- Gatundu North Constituency within Kiambu County
- Kiambu County within Kenya
- County: Kiambu
- Population: 109,870
- Area: 286 km^{2} (110.4 sq mi)

Current constituency
- Number of members: 1
- Party: Independent
- Member of Parliament: Elijah Njoroge Kururia
- Wards: 4

= Gatundu North Constituency =

Kenyan electoral constituency

Gatundu North Constituency is an electoral constituency in Kenya. It is one of twelve constituencies in Kiambu County. The constituency has four wards, all of which are within Thika County Council. The constituency was established for the 1997 elections.

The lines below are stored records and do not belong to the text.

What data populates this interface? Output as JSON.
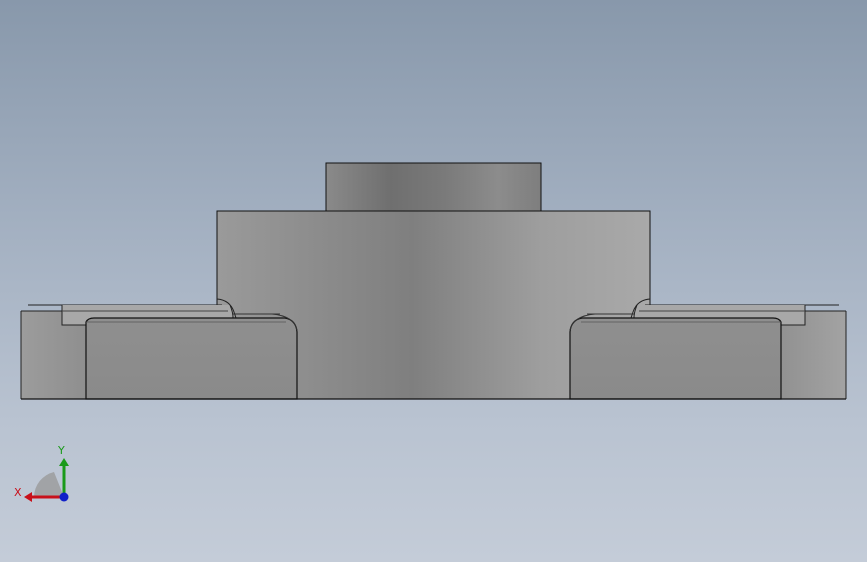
{
  "viewport": {
    "background_top": "#8898ab",
    "background_bottom": "#c4ccd8"
  },
  "model": {
    "view": "front",
    "edge_color": "#111111",
    "face_color_light": "#a6a6a6",
    "face_color_dark": "#7d7d7d"
  },
  "triad": {
    "x_label": "X",
    "y_label": "Y",
    "x_color": "#c8101a",
    "y_color": "#1a9a1a",
    "z_color": "#1020c8"
  }
}
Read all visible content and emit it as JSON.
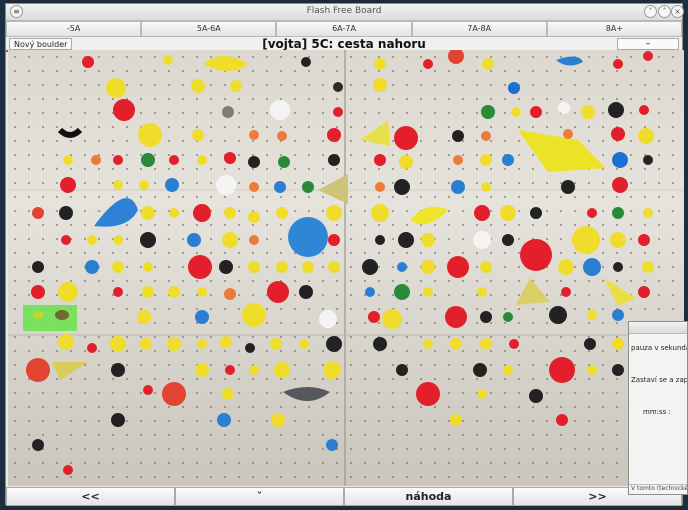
{
  "window": {
    "title": "Flash Free Board"
  },
  "grades": [
    "-5A",
    "5A-6A",
    "6A-7A",
    "7A-8A",
    "8A+"
  ],
  "route": {
    "new_boulder_label": "Nový boulder",
    "title": "[vojta] 5C: cesta nahoru",
    "minus_label": "–"
  },
  "bottom_nav": {
    "prev_label": "<<",
    "middle_label": "ˇ",
    "random_label": "náhoda",
    "next_label": ">>"
  },
  "timer_dialog": {
    "line1": "pauza v sekundá",
    "line2": "Zastaví se a zap",
    "field_label": "mm:ss :",
    "footer": "V tomto (technické"
  },
  "colors": {
    "highlight": "#67e34a",
    "accent_border": "#c74a37"
  }
}
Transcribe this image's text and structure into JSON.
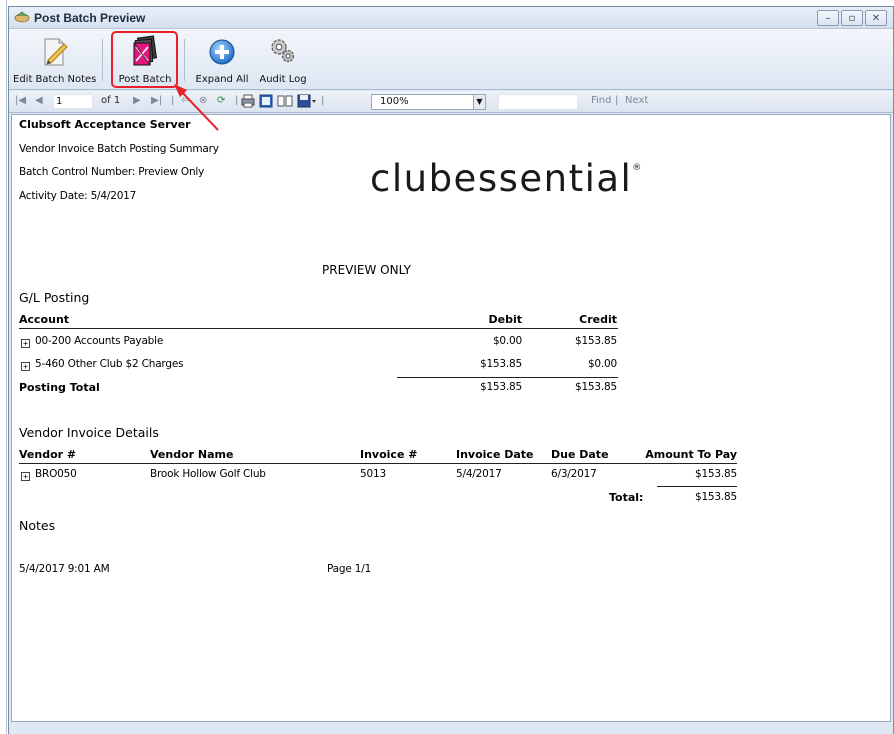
{
  "window": {
    "title": "Post Batch Preview"
  },
  "toolbar": {
    "edit_batch_notes": "Edit Batch Notes",
    "post_batch": "Post Batch",
    "expand_all": "Expand All",
    "audit_log": "Audit Log"
  },
  "report_toolbar": {
    "page_value": "1",
    "page_of": "of 1",
    "zoom": "100%",
    "find": "Find",
    "separator": "|",
    "next": "Next"
  },
  "report": {
    "company": "Clubsoft Acceptance Server",
    "report_title": "Vendor Invoice Batch Posting Summary",
    "batch_control": "Batch Control Number: Preview Only",
    "activity_date": "Activity Date: 5/4/2017",
    "logo_text": "clubessential",
    "preview_label": "PREVIEW ONLY",
    "gl_section": "G/L Posting",
    "gl_headers": {
      "account": "Account",
      "debit": "Debit",
      "credit": "Credit"
    },
    "gl_rows": [
      {
        "account": "00-200 Accounts Payable",
        "debit": "$0.00",
        "credit": "$153.85"
      },
      {
        "account": "5-460 Other Club $2 Charges",
        "debit": "$153.85",
        "credit": "$0.00"
      }
    ],
    "gl_total": {
      "label": "Posting Total",
      "debit": "$153.85",
      "credit": "$153.85"
    },
    "vendor_section": "Vendor Invoice Details",
    "vendor_headers": {
      "vendor_num": "Vendor #",
      "vendor_name": "Vendor Name",
      "invoice_num": "Invoice #",
      "invoice_date": "Invoice Date",
      "due_date": "Due Date",
      "amount": "Amount To Pay"
    },
    "vendor_rows": [
      {
        "vendor_num": "BRO050",
        "vendor_name": "Brook Hollow Golf Club",
        "invoice_num": "5013",
        "invoice_date": "5/4/2017",
        "due_date": "6/3/2017",
        "amount": "$153.85"
      }
    ],
    "vendor_total": {
      "label": "Total:",
      "amount": "$153.85"
    },
    "notes_section": "Notes",
    "footer_timestamp": "5/4/2017 9:01 AM",
    "footer_page": "Page 1/1"
  },
  "colors": {
    "highlight": "#e8202a",
    "window_bg": "#dfe8f5"
  }
}
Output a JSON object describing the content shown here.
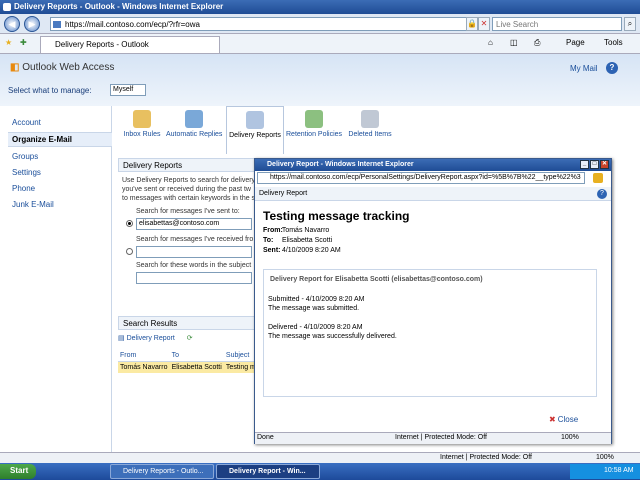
{
  "window_title": "Delivery Reports - Outlook - Windows Internet Explorer",
  "address": "https://mail.contoso.com/ecp/?rfr=owa",
  "search_placeholder": "Live Search",
  "tab_title": "Delivery Reports - Outlook",
  "toolbar": {
    "page": "Page",
    "tools": "Tools"
  },
  "owa": {
    "logo": "Outlook Web Access",
    "my_mail": "My Mail",
    "manage_label": "Select what to manage:",
    "manage_value": "Myself"
  },
  "sidebar": [
    "Account",
    "Organize E-Mail",
    "Groups",
    "Settings",
    "Phone",
    "Junk E-Mail"
  ],
  "tabs": [
    "Inbox Rules",
    "Automatic Replies",
    "Delivery Reports",
    "Retention Policies",
    "Deleted Items"
  ],
  "panel": {
    "header": "Delivery Reports",
    "desc1": "Use Delivery Reports to search for delivery",
    "desc2": "you've sent or received during the past tw",
    "desc3": "to messages with certain keywords in the s",
    "sent_to_label": "Search for messages I've sent to:",
    "sent_to_value": "elisabettas@contoso.com",
    "received_label": "Search for messages I've received fro",
    "words_label": "Search for these words in the subject"
  },
  "results": {
    "header": "Search Results",
    "toolbar_label": "Delivery Report",
    "columns": [
      "From",
      "To",
      "Subject"
    ],
    "row": [
      "Tomás Navarro",
      "Elisabetta Scotti",
      "Testing m"
    ]
  },
  "popup": {
    "title": "Delivery Report - Windows Internet Explorer",
    "address": "https://mail.contoso.com/ecp/PersonalSettings/DeliveryReport.aspx?id=%5B%7B%22__type%22%3",
    "header": "Delivery Report",
    "subject": "Testing message tracking",
    "from_label": "From:",
    "from": "Tomás Navarro",
    "to_label": "To:",
    "to": "Elisabetta Scotti",
    "sent_label": "Sent:",
    "sent": "4/10/2009 8:20 AM",
    "report_title": "Delivery Report for Elisabetta Scotti (elisabettas@contoso.com)",
    "submitted": "Submitted - 4/10/2009 8:20 AM",
    "submitted_msg": "The message was submitted.",
    "delivered": "Delivered - 4/10/2009 8:20 AM",
    "delivered_msg": "The message was successfully delivered.",
    "close": "Close",
    "status_done": "Done",
    "status_zone": "Internet | Protected Mode: Off",
    "zoom": "100%"
  },
  "status": {
    "zone": "Internet | Protected Mode: Off",
    "zoom": "100%"
  },
  "taskbar": {
    "start": "Start",
    "task1": "Delivery Reports - Outlo...",
    "task2": "Delivery Report - Win...",
    "clock": "10:58 AM"
  }
}
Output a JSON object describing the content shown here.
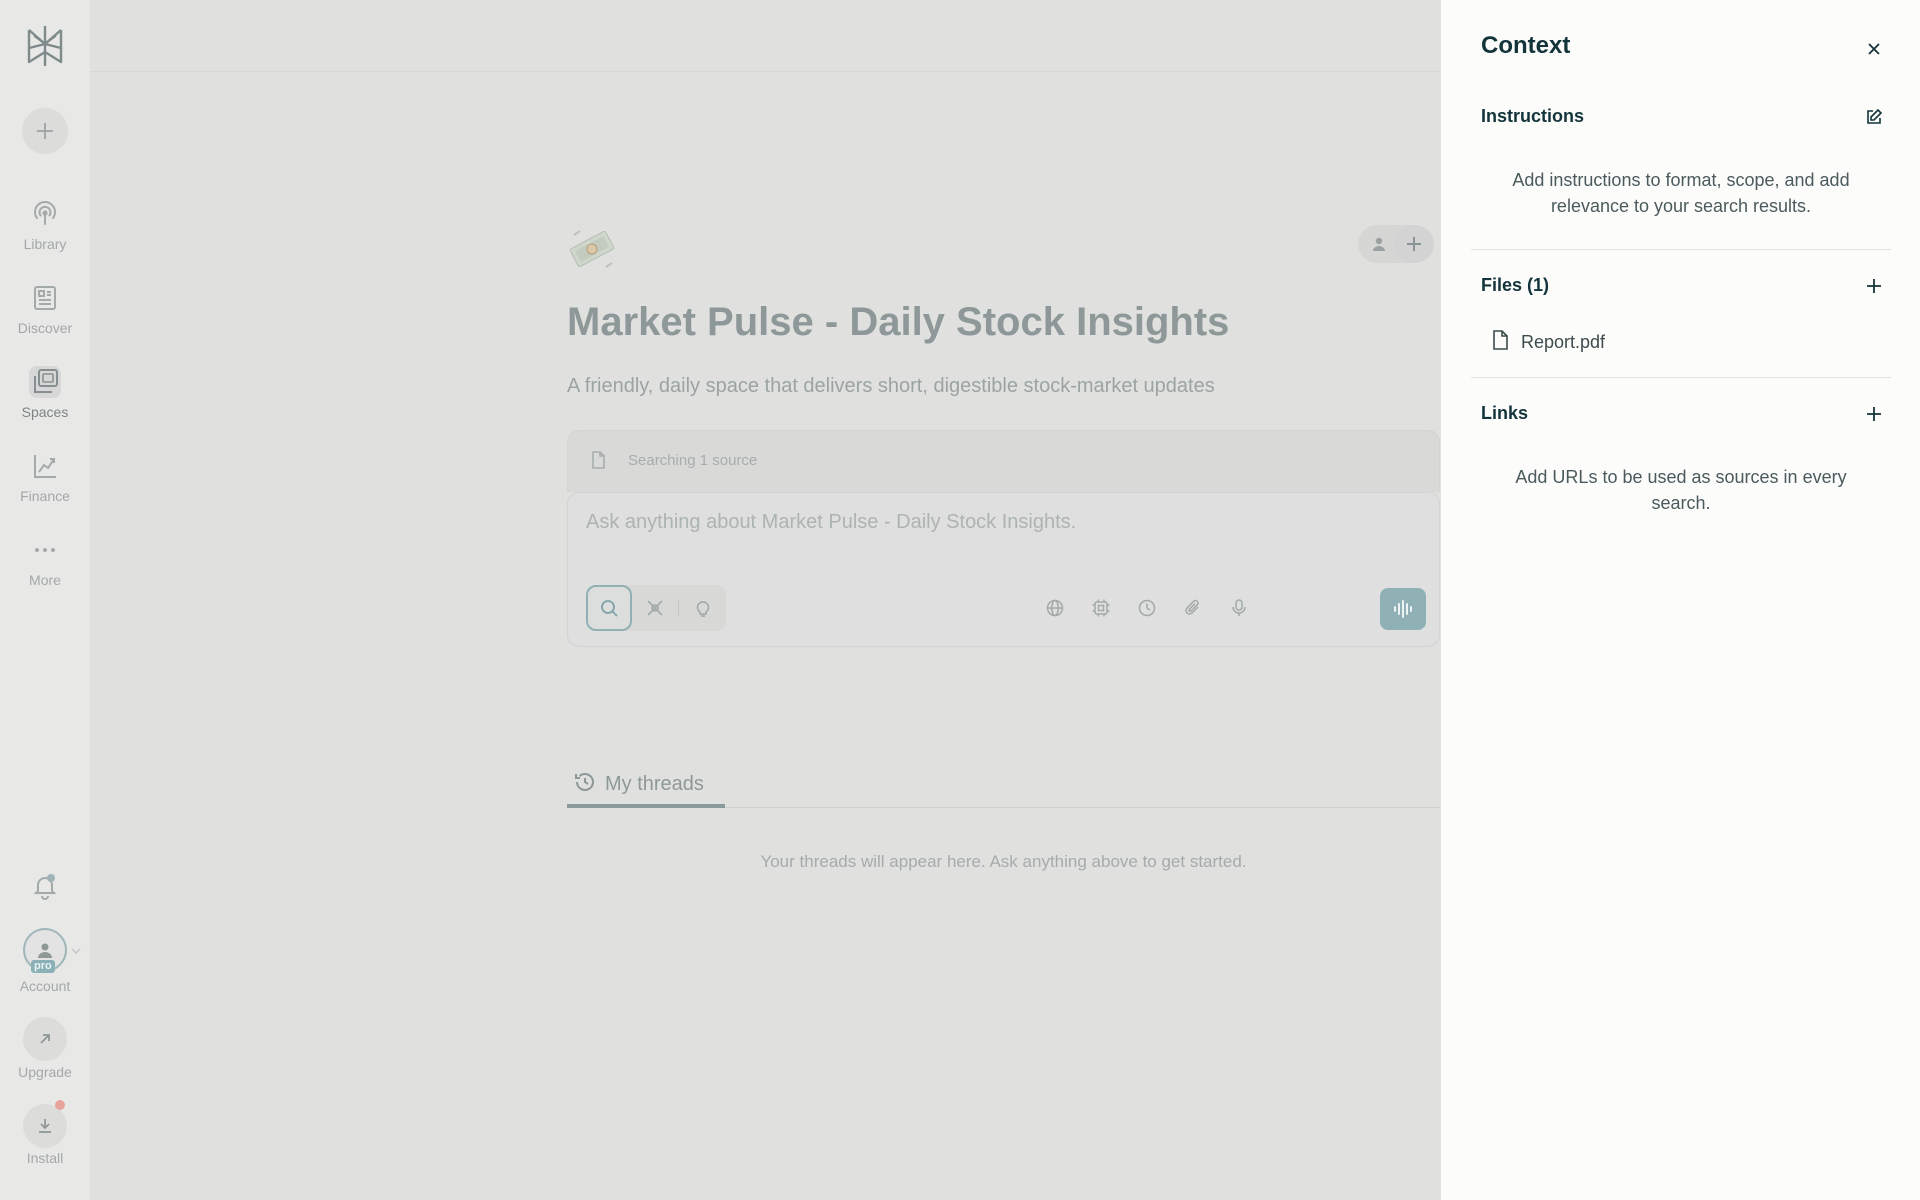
{
  "sidebar": {
    "items": [
      {
        "label": "Library",
        "icon": "library-icon"
      },
      {
        "label": "Discover",
        "icon": "discover-icon"
      },
      {
        "label": "Spaces",
        "icon": "spaces-icon"
      },
      {
        "label": "Finance",
        "icon": "finance-icon"
      },
      {
        "label": "More",
        "icon": "more-icon"
      }
    ],
    "active": "Spaces",
    "account_label": "Account",
    "pro_badge": "pro",
    "upgrade_label": "Upgrade",
    "install_label": "Install"
  },
  "space": {
    "title": "Market Pulse - Daily Stock Insights",
    "description": "A friendly, daily space that delivers short, digestible stock-market updates",
    "sources_text": "Searching 1 source",
    "ask_placeholder": "Ask anything about Market Pulse - Daily Stock Insights."
  },
  "tabs": {
    "threads_label": "My threads",
    "empty_message": "Your threads will appear here. Ask anything above to get started."
  },
  "context_panel": {
    "title": "Context",
    "instructions": {
      "title": "Instructions",
      "hint": "Add instructions to format, scope, and add relevance to your search results."
    },
    "files": {
      "title": "Files (1)",
      "items": [
        {
          "name": "Report.pdf"
        }
      ]
    },
    "links": {
      "title": "Links",
      "hint": "Add URLs to be used as sources in every search."
    }
  },
  "colors": {
    "accent": "#8fb0b4",
    "panel_bg": "#fcfcfa",
    "overlay_bg": "#e0e0df",
    "notification_dot": "#e8a49c"
  }
}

Previously it was part of the larger Gatundu Constituency.

== Members of Parliament ==

| Elections | MP | Party | Notes and Notable Developments Initiated under MP's Tenure. |
| 1963–1978 | Jomo Kenyatta | KANU |
| 1979 | Ngengi Muigai | KANU |
| 1983 | Ngengi Muigai | KANU | Ngengi Water Pipeline |
| 1988 | Zachary Kimemia Gakunju | KANU |
| 1992 | Anthony Kamuiru Gitau | Ford Asili Party |  |
| 1997 | Patrick Kariuki Muiruri | SDP | Gatundu Constituency split to Gatundu North Constituency and Gatundu South Constituency |
| 2002 | Patrick Kariuki Muiruri | KANU |
| 2007 | Clement Kungu Waibara | PICK |  |
| 2013 | Kigo Francis Njenga | TNA | Upgrading of Gatukuyu/Kairi/Mataara Road to bitumen standards. |
| 2017 | Kibe Anne Wanjiku | Jp | Fiscal transparency, improved hygiene and learning infrastructure in government primary schools. |
| 2022 | Elijah Njoroge Kururia | Independent | Young and energetic leadership |

| Ward | Registered Voters | Mca/Councillor | Year | Mca/Councillor | Year | Mca/Councillor | Year | Mca/Councillor | Year | Mca/Councillor | Year | Mca/ Councillor | Year |
| Chania Ward | 11,959 | Nathan Wohoro | 1997–2007 | George Muthua | 2007–2013 | Martin Njoroge | 2017–Present | – | 2022 Kenyans Elections | – | 2027 Kenyans Elections | – | 2032 Kenyans Elections |
| Githobokoni Ward | 11,412 | Gabriel Wakahia Kabutu | 1997–2007 | Kamau Mwago | 2007–2013 | Moses | 2013–2017 | Njenga Kago | 2017–Present | – | 2022 Kenyans Elections | – | 2027 Kenyans Elections |
| Gituamba Ward | 9,925 | George Waweru Kabunga | 1997–2003 | Joseph Ngandu Ruigu | 2003–2007 | Kariuki Ngarari | 2007–2013 | Samuel Njenga Kago | 2013–2017 | Mwangi Nduati | 2017–Present | – | 2022 Kenyans Elections |
| Mang'u Ward | 12,407 | Wandabi Ngugi | 1997–Passed on – | Succeeded by Joseph Waweru Mbiruri | 2003 | Ndabi Kibicho | 2003–2007 | Richard Njoroge Mbuthia | 2007–2013 | Kimani Gacihi | 2013–2017 | Ndabi Kibicho | 2017–Present |
| Total | 45,703 |
*September 2005.

== Economy of Gatundu North ==
Gatundu North Constituency comprises four Markets; Kamwangi, Gatukuyu, Kairi and Makwa.
Kamwangi market and Gatukuyu market have dominated the rest of the Markets since Independence due to skewed distribution of resources and poor Infrastructure. As of October 2019 Kairi Market and Makwa market remain dormant.
The main economic activity is agriculture, poultry farming and livestock. World Bank's FAO, National Agriculture and Rural Inclusive Growth Project NARIGP have shown willingness and commitment to support Banana farming which is the main lifeline of the majority of constituents. Most of these farmers are poorly funded.
and as a result, the coffee sector in this area has also deteriorated in years to unsustainable levels.

== Karimenu 2 Dam ==
Karimenu 2 Dam is located 50 km west of Thika town. Upon completion by year 2020, the dam is expected to serve Areas of ruiru and juja with water for Irrigation and domestic use.

== NARIGP (National Agricultural and Rural Inclusive Growth Project ==
Gatundu North constituency was shortlisted as one of the beneficiaries of ksh 22.6 billion NARIGP World Bank Project.

== Health Care ==
Gatundu North has one Level 4 Hospital.